- Canadian dollar rises 0.3% against the greenback
- Price of US oil rallies 9.7%
- Canadian homes sales rise 1.4% in August
- Canadian bond prices gain across the yield curve
TORONTO: The Canadian dollar strengthened against its US counterpart on Monday, rebounding from a nine-day low on Friday, as oil prices soared following a weekend attack on Saudi Arabian oil facilities.
US crude oil futures rallied 9.7% to $60.19 a barrel after the attack halved Saudi Arabia's oil production. Oil is one of Canada's major exports.

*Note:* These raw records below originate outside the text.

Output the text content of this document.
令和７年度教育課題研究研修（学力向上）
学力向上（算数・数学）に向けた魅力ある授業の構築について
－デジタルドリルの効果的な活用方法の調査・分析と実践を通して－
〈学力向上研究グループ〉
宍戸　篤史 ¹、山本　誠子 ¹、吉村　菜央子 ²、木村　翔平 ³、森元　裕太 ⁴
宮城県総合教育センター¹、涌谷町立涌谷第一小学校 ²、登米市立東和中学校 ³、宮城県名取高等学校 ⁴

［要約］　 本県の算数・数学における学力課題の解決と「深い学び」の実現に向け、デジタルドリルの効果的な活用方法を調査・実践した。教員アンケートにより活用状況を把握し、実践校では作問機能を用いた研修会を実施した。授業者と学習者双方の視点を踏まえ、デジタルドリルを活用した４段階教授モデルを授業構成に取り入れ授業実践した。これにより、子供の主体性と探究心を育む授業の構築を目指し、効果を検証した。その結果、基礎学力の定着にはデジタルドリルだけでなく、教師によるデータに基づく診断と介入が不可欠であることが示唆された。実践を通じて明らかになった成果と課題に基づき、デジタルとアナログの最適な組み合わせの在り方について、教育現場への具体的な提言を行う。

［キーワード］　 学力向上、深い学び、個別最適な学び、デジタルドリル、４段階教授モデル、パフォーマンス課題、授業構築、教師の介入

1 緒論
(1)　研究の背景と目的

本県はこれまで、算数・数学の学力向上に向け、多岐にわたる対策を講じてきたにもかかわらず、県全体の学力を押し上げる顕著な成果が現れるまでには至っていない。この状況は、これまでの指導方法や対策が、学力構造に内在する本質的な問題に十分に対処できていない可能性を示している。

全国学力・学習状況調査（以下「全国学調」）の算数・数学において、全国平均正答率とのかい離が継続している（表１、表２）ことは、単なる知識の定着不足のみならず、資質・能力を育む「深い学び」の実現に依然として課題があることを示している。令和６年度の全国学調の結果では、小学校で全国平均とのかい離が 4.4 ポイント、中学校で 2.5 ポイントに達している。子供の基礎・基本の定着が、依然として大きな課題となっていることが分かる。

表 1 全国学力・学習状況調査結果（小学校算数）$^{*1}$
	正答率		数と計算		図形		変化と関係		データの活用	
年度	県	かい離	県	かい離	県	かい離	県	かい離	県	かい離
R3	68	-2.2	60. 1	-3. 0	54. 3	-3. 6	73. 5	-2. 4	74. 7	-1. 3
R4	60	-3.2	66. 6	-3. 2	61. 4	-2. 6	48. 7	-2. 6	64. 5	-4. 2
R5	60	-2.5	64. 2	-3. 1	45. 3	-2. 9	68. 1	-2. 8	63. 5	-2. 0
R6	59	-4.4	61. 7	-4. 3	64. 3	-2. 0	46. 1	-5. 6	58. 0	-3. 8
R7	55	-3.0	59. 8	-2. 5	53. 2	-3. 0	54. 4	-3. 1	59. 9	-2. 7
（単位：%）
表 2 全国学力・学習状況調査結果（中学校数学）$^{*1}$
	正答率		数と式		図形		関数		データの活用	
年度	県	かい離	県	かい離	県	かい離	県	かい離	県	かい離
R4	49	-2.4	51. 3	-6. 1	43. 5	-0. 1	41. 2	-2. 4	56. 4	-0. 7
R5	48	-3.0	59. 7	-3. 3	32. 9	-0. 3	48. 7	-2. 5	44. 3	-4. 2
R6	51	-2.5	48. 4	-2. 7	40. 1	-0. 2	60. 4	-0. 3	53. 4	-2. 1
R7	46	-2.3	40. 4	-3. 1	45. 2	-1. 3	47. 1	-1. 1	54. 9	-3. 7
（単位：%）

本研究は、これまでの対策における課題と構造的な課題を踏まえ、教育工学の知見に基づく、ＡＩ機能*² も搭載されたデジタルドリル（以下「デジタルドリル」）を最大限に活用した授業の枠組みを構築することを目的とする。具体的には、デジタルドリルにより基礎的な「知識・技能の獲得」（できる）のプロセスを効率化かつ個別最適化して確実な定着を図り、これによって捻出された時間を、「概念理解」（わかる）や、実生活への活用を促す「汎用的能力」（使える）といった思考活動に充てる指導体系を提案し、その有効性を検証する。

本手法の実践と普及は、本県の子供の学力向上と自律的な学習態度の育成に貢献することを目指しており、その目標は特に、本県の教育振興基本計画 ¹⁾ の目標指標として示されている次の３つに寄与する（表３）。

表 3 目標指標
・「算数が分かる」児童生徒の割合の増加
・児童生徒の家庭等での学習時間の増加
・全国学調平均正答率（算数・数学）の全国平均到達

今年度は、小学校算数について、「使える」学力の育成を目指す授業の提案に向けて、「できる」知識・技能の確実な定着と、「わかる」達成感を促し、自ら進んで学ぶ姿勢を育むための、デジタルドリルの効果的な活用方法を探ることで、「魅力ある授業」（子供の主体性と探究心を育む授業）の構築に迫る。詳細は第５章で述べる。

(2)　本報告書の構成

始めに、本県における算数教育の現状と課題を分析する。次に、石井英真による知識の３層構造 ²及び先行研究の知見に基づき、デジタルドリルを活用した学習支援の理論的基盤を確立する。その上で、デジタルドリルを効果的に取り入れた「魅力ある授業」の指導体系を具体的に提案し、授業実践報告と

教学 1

At 10:16 a.m. (1416 GMT), the Canadian dollar was trading 0.3% higher at 1.3254 to the greenback, or 75.45 US cents. The currency, which on Friday hit its weakest intraday level since Sept. 4 at 1.3291, traded in a range of 1.3208 to 1.3266.
Gains for the loonie came as data from the Canadian Real Estate Association showed Canadian homes sales rose 1.4% in August from July, the sixth consecutive month of increased activity.
Meanwhile, foreign investors reduced their holdings of Canadian securities by C$1.2 billion in July, while Canadian investment in foreign securities increased by C$12.5 billion, according to data from Statistics Canada.
Still, speculators have raised their bullish bets on the Canadian dollar for the first time in five weeks, data from the US Commodity Futures Trading Commission and Reuters calculations showed on Friday. As of Sept. 10, net long positions had increased to 11,523 contracts from 5,349 in the prior week.
Canadian government bond prices were higher across the yield curve in sympathy with US Treasuries on Monday. The two-year rose 0.5 Canadian cents to yield 1.636% and the 10-year was up 19 Canadian cents to yield 1.491%.
On Friday, the 10-year yield touched its highest since July 19 at 1.521%.
Canada's inflation report for August is due on Wednesday, which could help guide expectations for the Bank of Canada's interest rate outlook.